Let’s examine the latest example of government intrusion, which culminated in Opt-Out Day. We’ve all seen the ridiculous violations by the TSA. Nov 24th was America’s chance to finally take a shot back. Their opportunity to let the powers-that-be know they’ve stepped too far, and that when people band together they can form a force more powerful than any policy can ever be. Opt-Out day gave every one of you a chance to take a stand with three simple words “I Opt Out.”
Internet and media sources were buzzing with this all week, wondering what would happen. Would US citizens break the travel industry and finally show their true spirit? 100,000s of people online claimed they would indeed opt out, and make their demands known. But what happened on the official day? Big surprise . . . nothing. You couldn’t even take this little inconsequential step towards making a stand. A step that required nothing from you other than 3 words. You weren’t asked to riot, protest, take a precious day off work, or do anything that would put you at risk in the slightest. All you had to do was let the government know that you weren’t going to let them see you naked. For reasons I cannot understand, you couldn’t do it. Everyone talked a big game from their computer, but when put in a place where you had to take minimal action, you failed.
Of course there’s the story that the TSA caved, and shut down its body scanners for Holiday travel, robbing the people of their victory on Opt-Out-Day. But what about the day after Thanksgiving? What about the day after that? How about yesterday, today, or tomorrow? These scanners are in action as we speak, as are the “enhanced pat-downs.” Meanwhile the American people continue along, accepting these repeated violations, while doing absolutely nothing about it. You don’t need national Opt-Out-Day to take a stand here. Any day that someone tries to violate your personal privacy is your day to do something. Or any day you see it happening to someone else for that matter.
This so called “revolt” is just another example of how pathetic the American people have become with regard to confronting authority. And if airport violations aren’t enough for you to care about, then get ready, as Janet Napolitano has made it clear that the groping and scanning is slated for the American streets. Naturally, it will start at Federal buildings and major public events, and then slowly but surely find its way onto buses, trains, at highway checkpoints, etc. It seems that these checkpoints have actually already begun.
Perhaps that will be enough to get a rise out of the American population, not that I’m really holding out much hope these days. Somehow you can fight tooth-and-nail for a $199 flat screen TV on Black Friday, beating your fellow citizens senseless for something you don’t even need.

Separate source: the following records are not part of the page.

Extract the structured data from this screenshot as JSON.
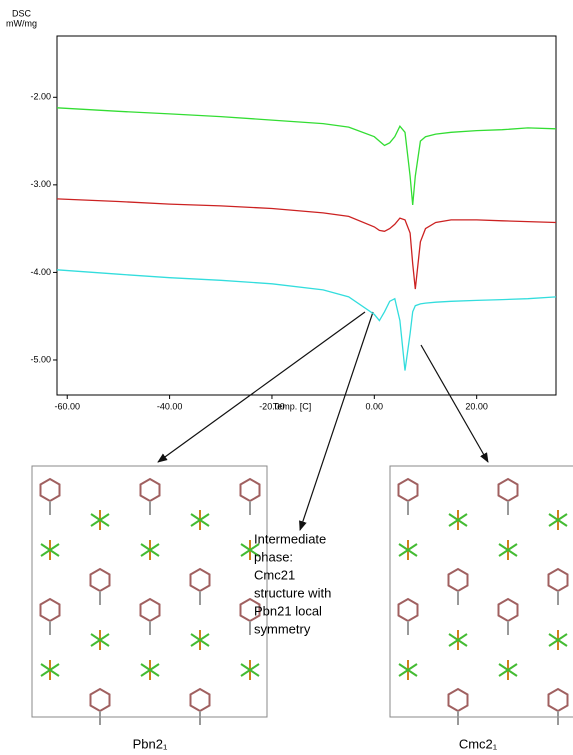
{
  "chart_data": {
    "type": "line",
    "y_label": [
      "DSC",
      "mW/mg"
    ],
    "x_label": "Temp. [C]",
    "x": [
      -62,
      -50,
      -40,
      -30,
      -20,
      -10,
      -5,
      0,
      1,
      2,
      3,
      4,
      5,
      6,
      7,
      7.5,
      8,
      9,
      10,
      12,
      15,
      20,
      25,
      30,
      35.5
    ],
    "series": [
      {
        "color": "#33dd33",
        "values": [
          -2.12,
          -2.16,
          -2.19,
          -2.22,
          -2.26,
          -2.3,
          -2.34,
          -2.45,
          -2.5,
          -2.55,
          -2.52,
          -2.45,
          -2.33,
          -2.4,
          -2.9,
          -3.23,
          -2.9,
          -2.5,
          -2.45,
          -2.42,
          -2.4,
          -2.38,
          -2.37,
          -2.35,
          -2.36
        ]
      },
      {
        "color": "#cc2222",
        "values": [
          -3.16,
          -3.19,
          -3.22,
          -3.24,
          -3.27,
          -3.32,
          -3.36,
          -3.48,
          -3.52,
          -3.53,
          -3.5,
          -3.45,
          -3.38,
          -3.4,
          -3.55,
          -3.9,
          -4.19,
          -3.65,
          -3.5,
          -3.43,
          -3.4,
          -3.4,
          -3.41,
          -3.42,
          -3.43
        ]
      },
      {
        "color": "#33dddd",
        "values": [
          -3.97,
          -4.02,
          -4.06,
          -4.09,
          -4.13,
          -4.2,
          -4.28,
          -4.48,
          -4.55,
          -4.45,
          -4.33,
          -4.3,
          -4.55,
          -5.12,
          -4.7,
          -4.45,
          -4.38,
          -4.36,
          -4.35,
          -4.34,
          -4.33,
          -4.32,
          -4.31,
          -4.3,
          -4.28
        ]
      }
    ],
    "xlim": [
      -62,
      35.5
    ],
    "ylim": [
      -5.4,
      -1.3
    ],
    "xticks": [
      {
        "value": -60,
        "label": "-60.00"
      },
      {
        "value": -40,
        "label": "-40.00"
      },
      {
        "value": -20,
        "label": "-20.00"
      },
      {
        "value": 0,
        "label": "0.00"
      },
      {
        "value": 20,
        "label": "20.00"
      }
    ],
    "yticks": [
      {
        "value": -5,
        "label": "-5.00"
      },
      {
        "value": -4,
        "label": "-4.00"
      },
      {
        "value": -3,
        "label": "-3.00"
      },
      {
        "value": -2,
        "label": "-2.00"
      }
    ]
  },
  "annotation": [
    "Intermediate",
    "phase:",
    "Cmc21",
    "structure with",
    "Pbn21 local",
    "symmetry"
  ],
  "panels": [
    {
      "caption": "Pbn2₁"
    },
    {
      "caption": "Cmc2₁"
    }
  ]
}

However, when it comes time to protecting your civil liberties, which you truly do need, you won’t even open your mouth to voice some opposition. And I thought the priorities of the government were screwed up.

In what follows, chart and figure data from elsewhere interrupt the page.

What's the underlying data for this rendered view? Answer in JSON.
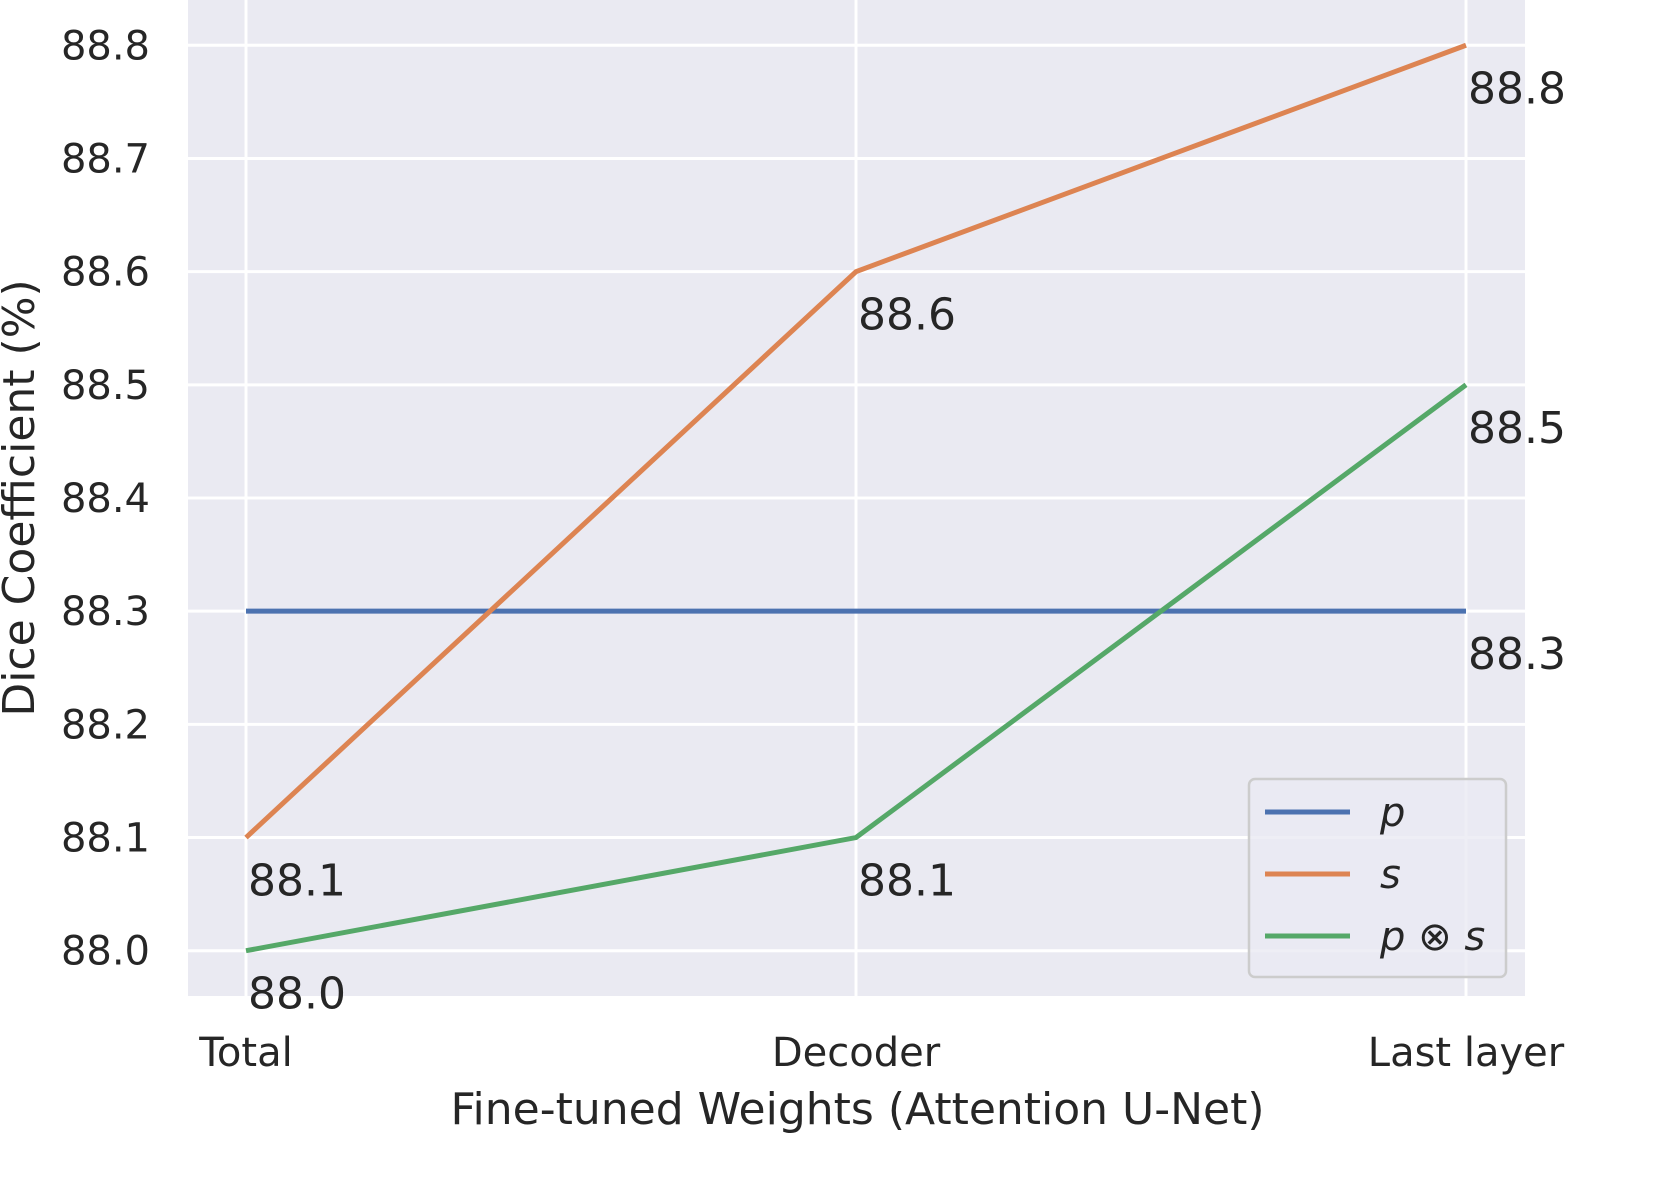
{
  "chart_data": {
    "type": "line",
    "title": "",
    "xlabel": "Fine-tuned Weights (Attention U-Net)",
    "ylabel": "Dice Coefficient (%)",
    "categories": [
      "Total",
      "Decoder",
      "Last layer"
    ],
    "yticks": [
      "88.0",
      "88.1",
      "88.2",
      "88.3",
      "88.4",
      "88.5",
      "88.6",
      "88.7",
      "88.8"
    ],
    "ylim": [
      87.96,
      88.84
    ],
    "grid": true,
    "legend_position": "bottom-right",
    "series": [
      {
        "name": "p",
        "color": "#4c72b0",
        "values": [
          88.3,
          88.3,
          88.3
        ],
        "labels": [
          "",
          "",
          "88.3"
        ]
      },
      {
        "name": "s",
        "color": "#dd8452",
        "values": [
          88.1,
          88.6,
          88.8
        ],
        "labels": [
          "88.1",
          "88.6",
          "88.8"
        ]
      },
      {
        "name": "p ⊗ s",
        "color": "#55a868",
        "values": [
          88.0,
          88.1,
          88.5
        ],
        "labels": [
          "88.0",
          "88.1",
          "88.5"
        ]
      }
    ],
    "colors": {
      "plot_background": "#eaeaf2",
      "grid": "#ffffff",
      "text": "#262626"
    }
  }
}
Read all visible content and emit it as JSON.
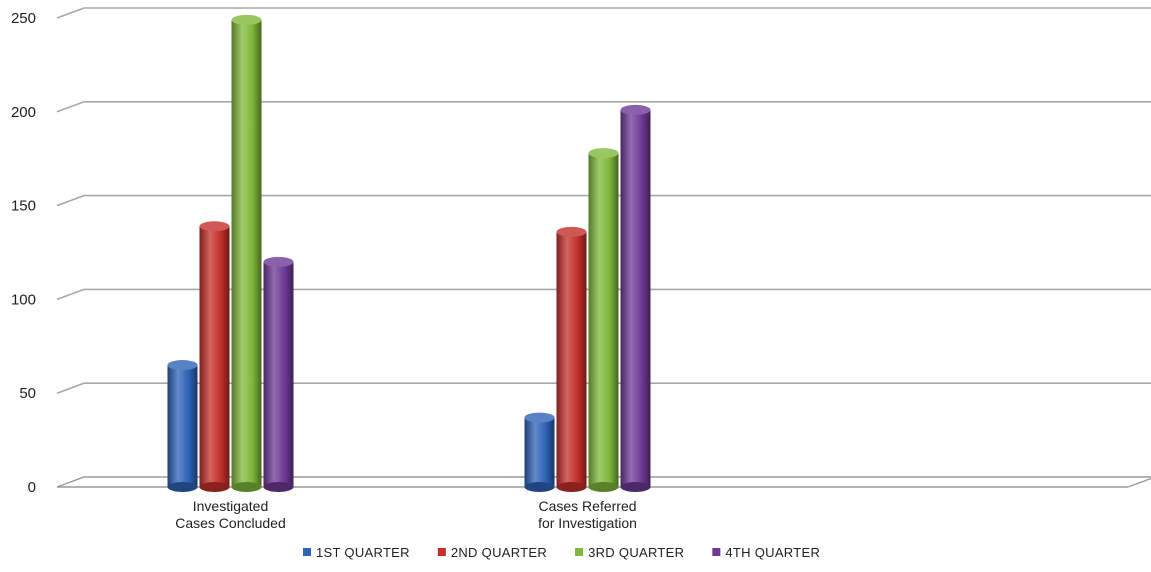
{
  "chart_data": {
    "type": "bar",
    "title": "",
    "xlabel": "",
    "ylabel": "",
    "ylim": [
      0,
      250
    ],
    "yticks": [
      0,
      50,
      100,
      150,
      200,
      250
    ],
    "grid": true,
    "legend_position": "bottom",
    "categories": [
      [
        "Investigated",
        "Cases Concluded"
      ],
      [
        "Cases Referred",
        "for Investigation"
      ],
      [
        "",
        ""
      ]
    ],
    "series": [
      {
        "name": "1ST QUARTER",
        "color": "#2e63b8",
        "values": [
          65,
          37,
          null
        ]
      },
      {
        "name": "2ND QUARTER",
        "color": "#c4302b",
        "values": [
          139,
          136,
          null
        ]
      },
      {
        "name": "3RD QUARTER",
        "color": "#7fb83a",
        "values": [
          249,
          178,
          null
        ]
      },
      {
        "name": "4TH QUARTER",
        "color": "#6e3a96",
        "values": [
          120,
          201,
          null
        ]
      }
    ]
  }
}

After witnessing these disgusting displays by the American people, I think it’s time to bid adieu to this country. I can’t stand what the government has become, but what’s even harder to stand is what has happened to the people. I hope you all wake up one day and take a stand; I promise I’ll be the first one back as soon as that happens. Until then, enjoy having your genitalia fondled, I’m sure cavity searches are around the corner . . . we just need the “sphincter bomber” to strike first.
Note: This is not offensive violence I am giving examples of, or endorsing; this is defensive resistance to crimes committed by unbridled governments.